A few days later another e-mail.  They want to know whether I’m importing 5 bottles of scotch for commercial purposes or for personal consumption.  So I’m instructed to submit a very detailed list of what I bought and to let them know that, indeed, I drink a lot of scotch (ok, not that much - this is a several year supply of celebrations for us).  The scotch is for personal consumption only.

Finally they’re ready to release the goods.  Except for the fact I now have to pay the customs charges of them processing everything (as well as DHL handling everything) so they could decide that indeed, I bought these before @*$^#%! Brexit, and indeed paid VAT and, if you think about it, 5 bottles of scotch isn’t really the makings of a great commercial venture in a country that will have a bottle of wine with lunch and another with dinner (per person), so I probably am a bit of a lightweight drinker after all.  All to the tune of several hundred Euros.  

All of the customs nightmares I had feared would happen with our household goods shipment came to life with the Macallan shipment.  Well, better that than the shipment valued nearly 100 times that amount I guess . . . .

Finally on February 8 . . . 

5963b-boxes_1011736maccallan.jpg

Which contained this:

83191-bottles_1011747maccallan.jpg

After that, I needed a dram.  Just not of the good stuff . . . yet.

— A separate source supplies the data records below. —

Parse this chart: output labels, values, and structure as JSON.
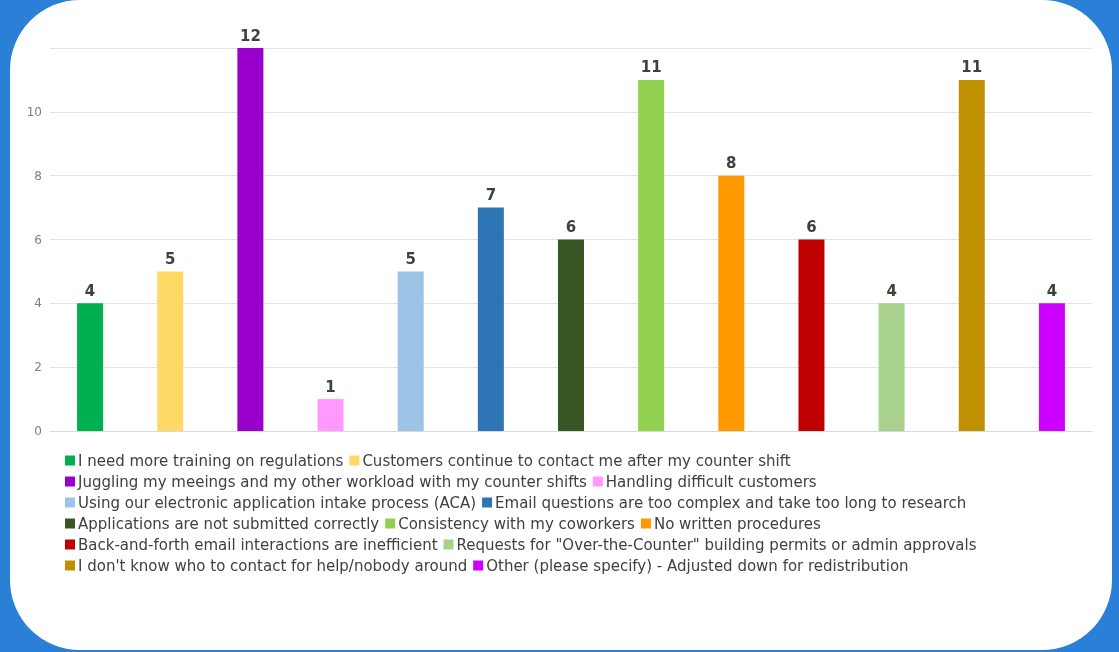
{
  "chart_data": {
    "type": "bar",
    "categories": [
      null,
      null,
      null,
      null,
      null,
      null,
      null,
      null,
      null,
      null,
      null,
      null,
      null
    ],
    "series": [
      {
        "name": "I need more training on regulations",
        "color": "#00b050",
        "values": [
          4,
          null,
          null,
          null,
          null,
          null,
          null,
          null,
          null,
          null,
          null,
          null,
          null
        ]
      },
      {
        "name": "Customers continue to contact me after my counter shift",
        "color": "#ffd966",
        "values": [
          null,
          5,
          null,
          null,
          null,
          null,
          null,
          null,
          null,
          null,
          null,
          null,
          null
        ]
      },
      {
        "name": "Juggling my meeings and my other workload with my counter shifts",
        "color": "#9900cc",
        "values": [
          null,
          null,
          12,
          null,
          null,
          null,
          null,
          null,
          null,
          null,
          null,
          null,
          null
        ]
      },
      {
        "name": "Handling difficult customers",
        "color": "#ff99ff",
        "values": [
          null,
          null,
          null,
          1,
          null,
          null,
          null,
          null,
          null,
          null,
          null,
          null,
          null
        ]
      },
      {
        "name": "Using our electronic application intake process (ACA)",
        "color": "#9dc3e6",
        "values": [
          null,
          null,
          null,
          null,
          5,
          null,
          null,
          null,
          null,
          null,
          null,
          null,
          null
        ]
      },
      {
        "name": "Email questions are too complex and take too long to research",
        "color": "#2e75b6",
        "values": [
          null,
          null,
          null,
          null,
          null,
          7,
          null,
          null,
          null,
          null,
          null,
          null,
          null
        ]
      },
      {
        "name": "Applications are not submitted correctly",
        "color": "#375623",
        "values": [
          null,
          null,
          null,
          null,
          null,
          null,
          6,
          null,
          null,
          null,
          null,
          null,
          null
        ]
      },
      {
        "name": "Consistency with my coworkers",
        "color": "#92d050",
        "values": [
          null,
          null,
          null,
          null,
          null,
          null,
          null,
          11,
          null,
          null,
          null,
          null,
          null
        ]
      },
      {
        "name": "No written procedures",
        "color": "#ff9900",
        "values": [
          null,
          null,
          null,
          null,
          null,
          null,
          null,
          null,
          8,
          null,
          null,
          null,
          null
        ]
      },
      {
        "name": "Back-and-forth email interactions are inefficient",
        "color": "#c00000",
        "values": [
          null,
          null,
          null,
          null,
          null,
          null,
          null,
          null,
          null,
          6,
          null,
          null,
          null
        ]
      },
      {
        "name": "Requests for \"Over-the-Counter\" building permits or admin approvals",
        "color": "#a9d18e",
        "values": [
          null,
          null,
          null,
          null,
          null,
          null,
          null,
          null,
          null,
          null,
          4,
          null,
          null
        ]
      },
      {
        "name": "I don't know who to contact for help/nobody around",
        "color": "#bf9000",
        "values": [
          null,
          null,
          null,
          null,
          null,
          null,
          null,
          null,
          null,
          null,
          null,
          11,
          null
        ]
      },
      {
        "name": "Other (please specify) - Adjusted down for redistribution",
        "color": "#cc00ff",
        "values": [
          null,
          null,
          null,
          null,
          null,
          null,
          null,
          null,
          null,
          null,
          null,
          null,
          4
        ]
      }
    ],
    "ylim": [
      0,
      12
    ],
    "yticks": [
      0,
      2,
      4,
      6,
      8,
      10,
      {
        "value": 12,
        "label": null
      }
    ],
    "grid": "y",
    "legend": "bottom",
    "data_labels": true
  }
}
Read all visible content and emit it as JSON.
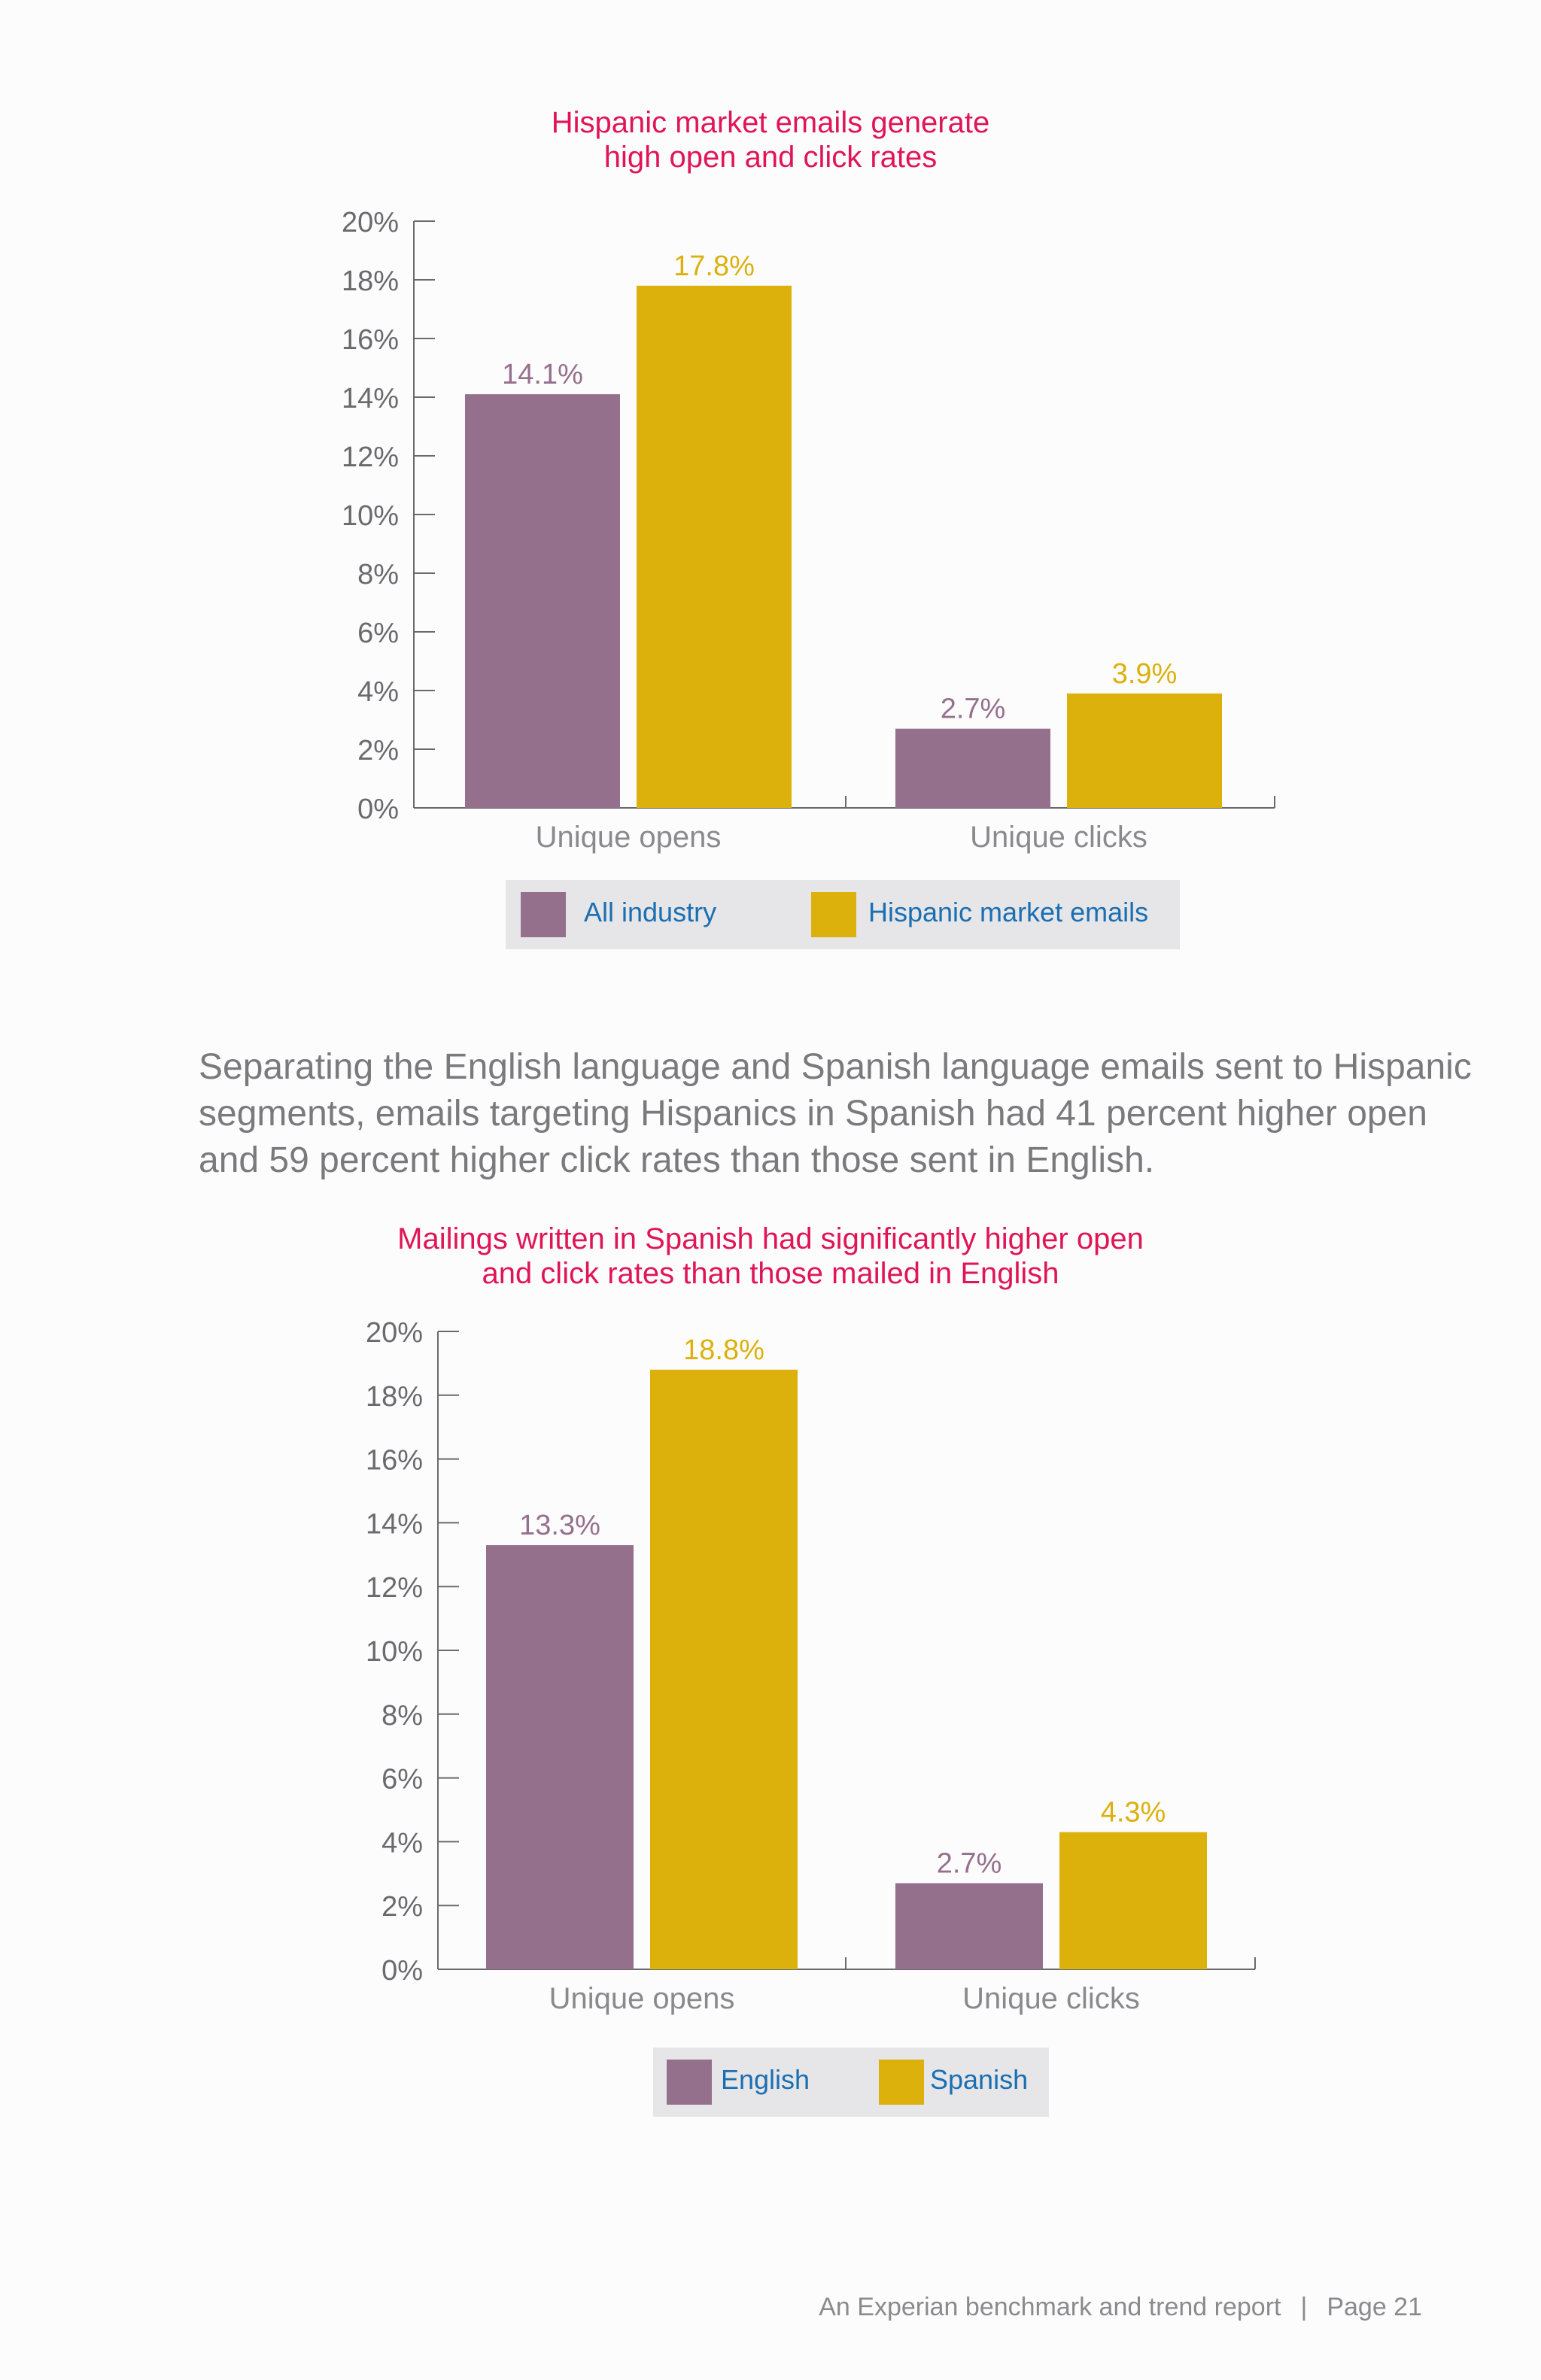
{
  "colors": {
    "title": "#e01557",
    "axis": "#6a6a6d",
    "purple": "#95708d",
    "gold": "#dcb10c",
    "legend_bg": "#e6e5e7",
    "legend_text": "#1a6fb3",
    "body_text": "#7a7a7d"
  },
  "chart_data": [
    {
      "type": "bar",
      "title_lines": [
        "Hispanic market emails generate",
        "high open and click rates"
      ],
      "categories": [
        "Unique opens",
        "Unique clicks"
      ],
      "series": [
        {
          "name": "All industry",
          "values": [
            14.1,
            2.7
          ],
          "labels": [
            "14.1%",
            "2.7%"
          ]
        },
        {
          "name": "Hispanic market emails",
          "values": [
            17.8,
            3.9
          ],
          "labels": [
            "17.8%",
            "3.9%"
          ]
        }
      ],
      "ylim": [
        0,
        20
      ],
      "yticks": [
        "0%",
        "2%",
        "4%",
        "6%",
        "8%",
        "10%",
        "12%",
        "14%",
        "16%",
        "18%",
        "20%"
      ],
      "legend": "bottom",
      "grid": false
    },
    {
      "type": "bar",
      "title_lines": [
        "Mailings written in Spanish had significantly higher open",
        "and click rates than those mailed in English"
      ],
      "categories": [
        "Unique opens",
        "Unique clicks"
      ],
      "series": [
        {
          "name": "English",
          "values": [
            13.3,
            2.7
          ],
          "labels": [
            "13.3%",
            "2.7%"
          ]
        },
        {
          "name": "Spanish",
          "values": [
            18.8,
            4.3
          ],
          "labels": [
            "18.8%",
            "4.3%"
          ]
        }
      ],
      "ylim": [
        0,
        20
      ],
      "yticks": [
        "0%",
        "2%",
        "4%",
        "6%",
        "8%",
        "10%",
        "12%",
        "14%",
        "16%",
        "18%",
        "20%"
      ],
      "legend": "bottom",
      "grid": false
    }
  ],
  "body": {
    "paragraph": "Separating the English language and Spanish language emails sent to Hispanic segments, emails targeting Hispanics in Spanish had 41 percent higher open and 59 percent higher click rates than those sent in English."
  },
  "footer": {
    "report": "An Experian benchmark and trend report",
    "separator": "|",
    "page": "Page 21"
  }
}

I guess my trials with customs has paid off though.  Ann recently bought something on Amazon.de that wound up in customs, and I was able to handle it on my own (with the requisite fees of course - just because you don’t owe VAT on it or Duty doesn’t mean you don’t have Customs Fees [that turned into a mighty expensive shower stool]).  Now, we’ve now learned to check where goods are shipped from.  Our new motto is, “If it ain’t coming from inside the EU, we ain’t buying it!”  

Now there’s just those couple of kickstarter items that I ordered late last year that we’ll have to deal with when the time comes.  But no more!